By Emily Norman emily.norman@age.co.nz -
2 comments
Thousands of blue paper water drops were arranged to form a river at the steps of Parliament this week. PHOTO/BEN SARTEN
Thousands of blue paper water drops were arranged to form a river at the steps of Parliament this week. PHOTO/BEN SARTEN

Wairarapa people were among 12,000 supporters of a petition to make New Zealand's fresh waterways "swimmable".

Supporters of Choose Clean Water arranged blue paper water drops to form a river at the steps of Parliament on Tuesday with each representing a signature on the petition.
Wairarapa artist Sam Ludden said he and his family signed when the campaign toured Wairarapa earlier this year.

The campaign calls for the Government to set its recently-introduced "bottom line" standards higher, so future generations would one day be able to swim at favourite spots again.

About two thirds of monitored freshwater sites in the country remain unsafe for recreational contact.

Mr Ludden, a keen kayaker and eeler, has been "mucking about" in Wairarapa rivers since he was a kid.

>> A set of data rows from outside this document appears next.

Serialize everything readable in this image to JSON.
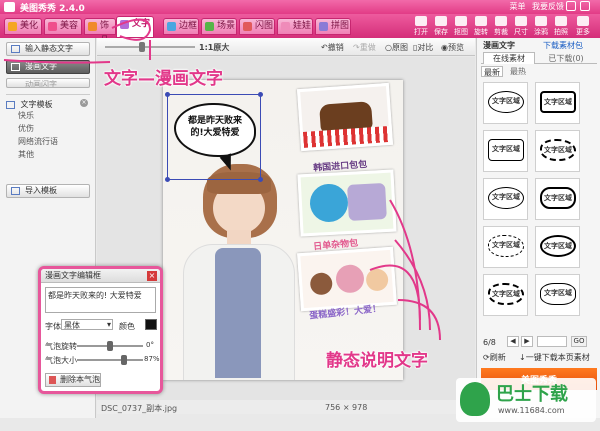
{
  "window": {
    "title": "美图秀秀 2.4.0",
    "menu": "菜单",
    "feedback": "我要反馈"
  },
  "tabs": [
    {
      "label": "美化",
      "color": "#f5a623"
    },
    {
      "label": "美容",
      "color": "#ef4f8c"
    },
    {
      "label": "饰品",
      "color": "#f08a2a"
    },
    {
      "label": "文字",
      "color": "#b36ad8"
    },
    {
      "label": "边框",
      "color": "#4aa6e0"
    },
    {
      "label": "场景",
      "color": "#56b548"
    },
    {
      "label": "闪图",
      "color": "#e15a5a"
    },
    {
      "label": "娃娃",
      "color": "#ef8bb9"
    },
    {
      "label": "拼图",
      "color": "#8b7bd6"
    }
  ],
  "toolbar_actions": [
    "打开",
    "保存",
    "抠图",
    "旋转",
    "剪裁",
    "尺寸",
    "涂鸦",
    "拍照",
    "更多"
  ],
  "left_panel": {
    "btn_static_text": "输入静态文字",
    "btn_comic_text": "漫画文字",
    "btn_animated": "动画闪字",
    "section_title": "文字模板",
    "items": [
      "快乐",
      "优伤",
      "网络流行语",
      "其他"
    ],
    "btn_import": "导入模板"
  },
  "canvas_toolbar": {
    "zoom_label": "1:1原大",
    "undo": "撤销",
    "redo": "重做",
    "original": "原图",
    "compare": "对比",
    "preview": "预览"
  },
  "photo": {
    "bubble_text": "都是昨天败来的!大爱特爱",
    "caption1": "韩国进口包包",
    "caption2": "日单杂物包",
    "caption3": "蛋糕盛彩！大爱！"
  },
  "annotations": {
    "comic": "文字—漫画文字",
    "static": "静态说明文字"
  },
  "dialog": {
    "title": "漫画文字编辑框",
    "text_value": "都是昨天败来的! 大爱特爱",
    "font_label": "字体",
    "font_value": "黑体",
    "color_label": "颜色",
    "rotate_label": "气泡旋转",
    "rotate_value": "0°",
    "size_label": "气泡大小",
    "size_value": "87%",
    "delete_button": "删除本气泡"
  },
  "status": {
    "filename": "DSC_0737_副本.jpg",
    "dimensions": "756 × 978"
  },
  "right_panel": {
    "tab_comic": "漫画文字",
    "tab_download": "下载素材包",
    "subtab_online": "在线素材",
    "subtab_downloaded": "已下载(0)",
    "filter_new": "最新",
    "filter_hot": "最热",
    "bubble_label": "文字区域",
    "page": "6/8",
    "refresh": "刷新",
    "download_all": "一键下载本页素材",
    "promo": "美图秀秀",
    "go": "GO"
  },
  "watermark": {
    "brand": "巴士下载",
    "url": "www.11684.com"
  }
}
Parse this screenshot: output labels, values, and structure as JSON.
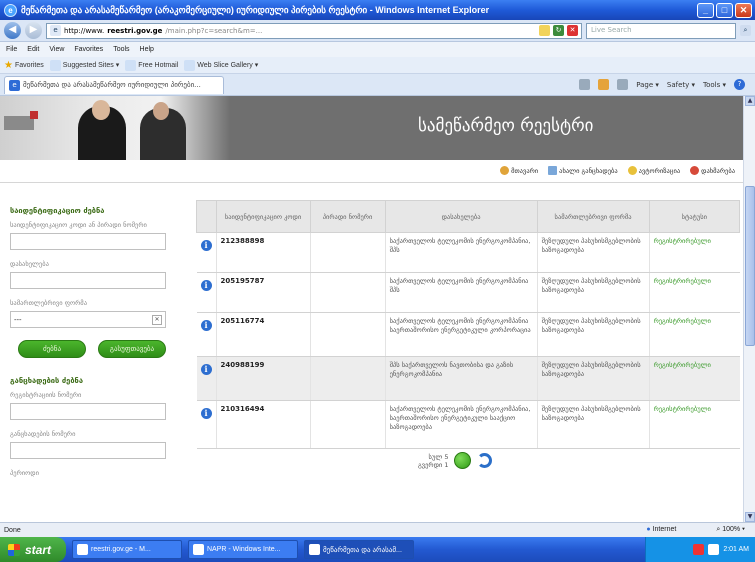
{
  "browser": {
    "title": "მეწარმეთა და არასამეწარმეო (არაკომერციული) იურიდიული პირების რეესტრი - Windows Internet Explorer",
    "url_http": "http://www.",
    "url_domain": "reestri.gov.ge",
    "url_path": "/main.php?c=search&m=...",
    "search_placeholder": "Live Search",
    "menu": [
      "File",
      "Edit",
      "View",
      "Favorites",
      "Tools",
      "Help"
    ],
    "favorites_label": "Favorites",
    "fav_items": [
      "Suggested Sites ▾",
      "Free Hotmail",
      "Web Slice Gallery ▾"
    ],
    "tab_title": "მეწარმეთა და არასამეწარმეო იურიდიული პირები...",
    "commands": [
      "Page ▾",
      "Safety ▾",
      "Tools ▾"
    ],
    "status_left": "Done",
    "status_zone": "Internet",
    "status_zoom": "100%"
  },
  "site": {
    "title": "სამეწარმეო რეესტრი",
    "toplinks": [
      "მთავარი",
      "ახალი განცხადება",
      "ავტორიზაცია",
      "დახმარება"
    ]
  },
  "sidebar": {
    "section1_title": "საიდენტიფიკაციო ძებნა",
    "field1_label": "საიდენტიფიკაციო კოდი ან პირადი ნომერი",
    "field2_label": "დასახელება",
    "field3_label": "სამართლებრივი ფორმა",
    "select_value": "---",
    "btn_search": "ძებნა",
    "btn_clear": "გასუფთავება",
    "section2_title": "განცხადების ძებნა",
    "field4_label": "რეგისტრაციის ნომერი",
    "field5_label": "განცხადების ნომერი",
    "field6_label": "პერიოდი"
  },
  "table": {
    "headers": [
      "საიდენტიფიკაციო კოდი",
      "პირადი ნომერი",
      "დასახელება",
      "სამართლებრივი ფორმა",
      "სტატუსი"
    ],
    "rows": [
      {
        "code": "212388898",
        "name": "საქართველოს ტელეკომის ენერგოკომპანია, შპს",
        "form": "შეზღუდული პასუხისმგებლობის საზოგადოება",
        "status": "რეგისტრირებული"
      },
      {
        "code": "205195787",
        "name": "საქართველოს ტელეკომის ენერგოკომპანია შპს",
        "form": "შეზღუდული პასუხისმგებლობის საზოგადოება",
        "status": "რეგისტრირებული"
      },
      {
        "code": "205116774",
        "name": "საქართველოს ტელეკომის ენერგოკომპანია საერთაშორისო ენერგეტიკული კორპორაცია",
        "form": "შეზღუდული პასუხისმგებლობის საზოგადოება",
        "status": "რეგისტრირებული"
      },
      {
        "code": "240988199",
        "name": "შპს საქართველოს ნავთობისა და გაზის ენერგოკომპანია",
        "form": "შეზღუდული პასუხისმგებლობის საზოგადოება",
        "status": "რეგისტრირებული"
      },
      {
        "code": "210316494",
        "name": "საქართველოს ტელეკომის ენერგოკომპანია, საერთაშორისო ენერგეტიკული სააქციო საზოგადოება",
        "form": "შეზღუდული პასუხისმგებლობის საზოგადოება",
        "status": "რეგისტრირებული"
      }
    ]
  },
  "pager": {
    "line1": "სულ 5",
    "line2": "გვერდი 1"
  },
  "taskbar": {
    "start": "start",
    "tasks": [
      "reestri.gov.ge - M...",
      "NAPR - Windows Inte...",
      "მეწარმეთა და არასამ..."
    ],
    "clock": "2:01 AM"
  }
}
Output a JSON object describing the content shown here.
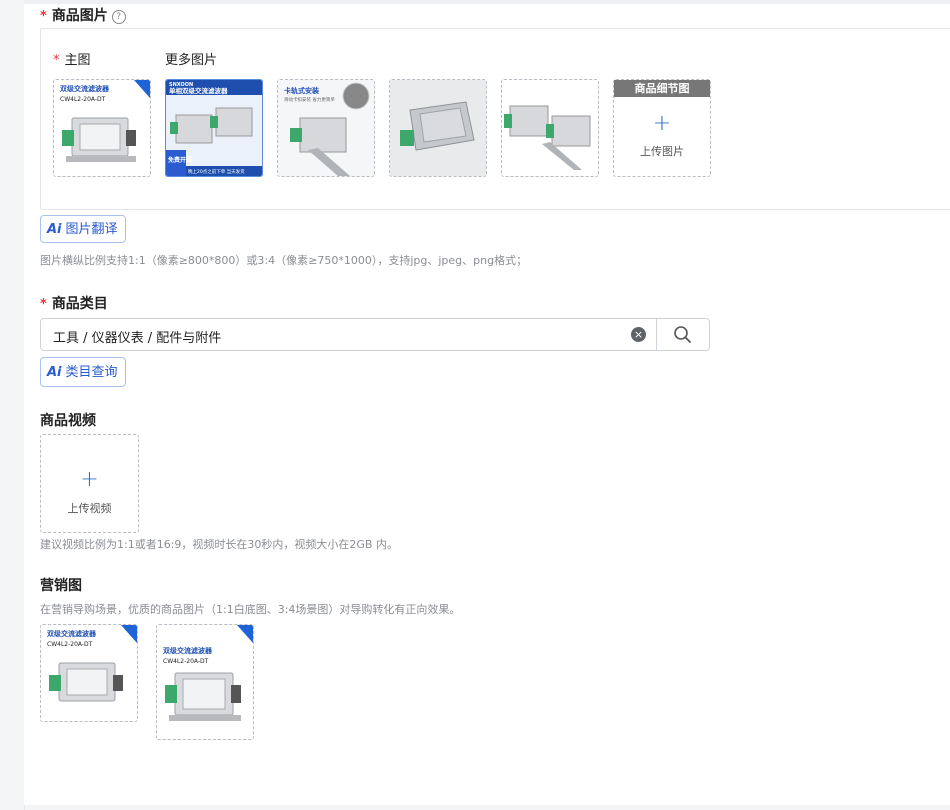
{
  "product_images": {
    "label": "商品图片",
    "required": "*",
    "help_icon": "?",
    "main_label": "主图",
    "more_label": "更多图片",
    "detail_header": "商品细节图",
    "upload_plus": "+",
    "upload_text": "上传图片",
    "thumbs": [
      {
        "banner": "双级交流滤波器",
        "model": "CW4L2-20A-DT"
      },
      {
        "banner": "单相双级交流滤波器",
        "brand": "SNXOON",
        "badge": "免费开票",
        "footer": "晚上20点之前下单 当天发货"
      },
      {
        "banner": "卡轨式安装",
        "sub": "滑动卡扣安装 省力更简单"
      },
      {},
      {}
    ],
    "ai_button": {
      "ai": "Ai",
      "label": "图片翻译"
    },
    "hint": "图片横纵比例支持1:1（像素≥800*800）或3:4（像素≥750*1000），支持jpg、jpeg、png格式；"
  },
  "category": {
    "label": "商品类目",
    "required": "*",
    "value": "工具 / 仪器仪表 / 配件与附件",
    "clear_icon": "×",
    "ai_button": {
      "ai": "Ai",
      "label": "类目查询"
    }
  },
  "video": {
    "label": "商品视频",
    "upload_plus": "+",
    "upload_text": "上传视频",
    "hint": "建议视频比例为1:1或者16:9，视频时长在30秒内，视频大小在2GB 内。"
  },
  "marketing": {
    "label": "营销图",
    "hint": "在营销导购场景，优质的商品图片（1:1白底图、3:4场景图）对导购转化有正向效果。",
    "thumbs": [
      {
        "banner": "双级交流滤波器",
        "model": "CW4L2-20A-DT"
      },
      {
        "banner": "双级交流滤波器",
        "model": "CW4L2-20A-DT"
      }
    ]
  }
}
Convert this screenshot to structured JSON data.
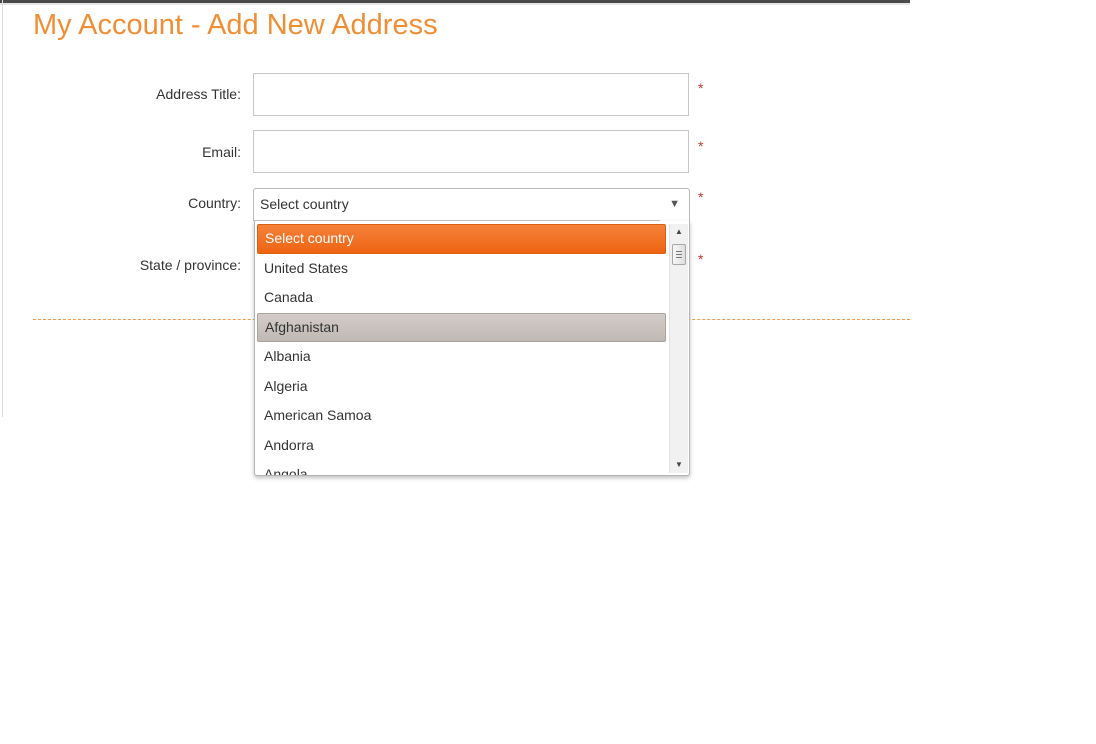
{
  "page": {
    "title": "My Account - Add New Address"
  },
  "form": {
    "address_title": {
      "label": "Address Title:",
      "value": "",
      "placeholder": "",
      "required_mark": "*"
    },
    "email": {
      "label": "Email:",
      "value": "",
      "placeholder": "",
      "required_mark": "*"
    },
    "country": {
      "label": "Country:",
      "selected": "Select country",
      "required_mark": "*",
      "arrow_icon": "triangle-down-icon"
    },
    "state": {
      "label": "State / province:",
      "required_mark": "*"
    }
  },
  "dropdown": {
    "options": [
      "Select country",
      "United States",
      "Canada",
      "Afghanistan",
      "Albania",
      "Algeria",
      "American Samoa",
      "Andorra",
      "Angola"
    ],
    "selected_index": 0,
    "hover_index": 3,
    "scroll_position": 0.0
  },
  "colors": {
    "title": "#ef8f35",
    "selected_option": "#ee6412",
    "hover_option": "#c6bfba",
    "required": "#c0392b",
    "divider": "#ef9a4a"
  }
}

He is best known for his clay eels art, which he makes both to evoke childhood memories and to raise awareness of the plight of the longfin eel.

"I didn't realise how privileged my upbringing was until I travelled overseas and saw the degradation of some European and English rivers," he said.

"I spent about six years overseas and when I came back in 2001, the rivers here weren't what I remembered.

"Under our noses over the last 10 years, the state of our local rivers has changed drastically. It's frightening how much it has changed.

"The rivers are under attack and we need to change things quickly, and I mean from the top.

"There's not really anyone advocating for rivers but that's changing. The Choose Clean Water movement is strong."

Campaign co-ordinator Marnie Prickett hopes the legislation changes and "that we make a national commitment to keeping our fresh water clean and healthy".

She spoke to Wairarapa man Grant Muir on the tour - "he's the guy who spent four years using cattle dogs to run cattle out of the local river," she said.

"Grant is a really lovely passionate Wairarapa guy. There was a movie made about him and what he did called River Dogs - it's the most epic story.

"When we went out to Pahaoa River to visit him in January on this tour we swam in that river.

"We wouldn't have been able to do that if it wasn't for him."

Greater Wellington Regional Council data shows 68 per cent of popular Wairarapa swimming sites have a low or very low risk of illness associated with them.